CoursesSoftware supply chain securitySecuring source & dependencies

Securing the source

Branch protection, signed commits, least privilege.

Advanced12 min · lesson 4 of 18

The supply chain starts at the source repository, so that is where trust starts too. The foundation is branch protection: the default branch cannot be pushed to directly, every change arrives through a reviewed merge request, and code owners must approve changes to sensitive paths (the pipeline, the deploy config, the Dockerfile). If anyone can push to main, then the entire rest of this course is built on sand — the reviewed-source assumption every later control depends on is broken at the root.

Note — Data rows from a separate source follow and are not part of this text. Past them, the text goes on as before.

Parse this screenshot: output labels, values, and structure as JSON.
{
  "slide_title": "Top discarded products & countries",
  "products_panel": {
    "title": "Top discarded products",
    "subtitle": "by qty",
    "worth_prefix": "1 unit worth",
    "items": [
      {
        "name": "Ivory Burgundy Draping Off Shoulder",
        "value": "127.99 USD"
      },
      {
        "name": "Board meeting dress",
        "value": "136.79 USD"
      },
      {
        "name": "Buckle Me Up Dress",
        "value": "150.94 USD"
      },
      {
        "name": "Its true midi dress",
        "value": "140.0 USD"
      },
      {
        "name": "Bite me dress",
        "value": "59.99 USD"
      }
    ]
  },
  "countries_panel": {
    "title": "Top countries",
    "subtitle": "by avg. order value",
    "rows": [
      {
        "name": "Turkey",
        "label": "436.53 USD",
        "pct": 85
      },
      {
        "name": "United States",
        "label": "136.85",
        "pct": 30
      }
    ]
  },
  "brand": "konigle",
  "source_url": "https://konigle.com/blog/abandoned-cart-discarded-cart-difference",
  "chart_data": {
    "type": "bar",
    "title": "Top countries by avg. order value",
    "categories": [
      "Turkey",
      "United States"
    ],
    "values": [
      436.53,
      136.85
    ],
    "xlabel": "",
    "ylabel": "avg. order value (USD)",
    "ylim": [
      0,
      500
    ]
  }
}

branch protection (settings)
# main branch:
# - no direct pushes; changes only via merge request
# - require >= 1 approval; require Code Owner review for /ci, /deploy, Dockerfile
# - require status checks (scans) to pass before merge
# - require signed commits
# - dismiss stale approvals on new commits

Signed commits: prove who wrote it

A Git commit’s author field is just text — anyone can set your name and email. Commit signing (with GPG, SSH, or Sigstore’s gitsign) attaches a cryptographic signature proving the commit really came from the claimed identity, and the platform shows a "verified" badge. Requiring signed commits on protected branches stops an attacker with write access from impersonating a trusted developer, and gives you an authenticated history — the first verifiable link in the chain.

terminal
# keyless commit signing with gitsign (Sigstore) — no GPG key to manage
$ git config commit.gpgsign true
$ git config gpg.format x509
$ git config gpg.x509.program gitsign
$ git commit -m "fix auth check" # signed via OIDC identity, logged in Rekor

Least privilege on the SCM itself

The source platform is part of the attack surface. Enforce MFA on every account (a phished developer login is a supply-chain compromise), scope automation tokens and deploy keys to the minimum and rotate them, review who has admin and write access regularly, and disable or restrict the CI features that let a pipeline weaken its own protections. The repository is production infrastructure; treat access to it with the same rigor as access to the servers.

Protect the pipeline files hardest of all
The CI configuration, deploy manifests, and Dockerfile are the highest-value files in the repo — a change to them alters how everything is built and shipped. Require code-owner review specifically for those paths, so a change to the pipeline gets more scrutiny than a change to a README. An attacker who can quietly edit .gitlab-ci.yml or the Dockerfile owns your build without touching the application code.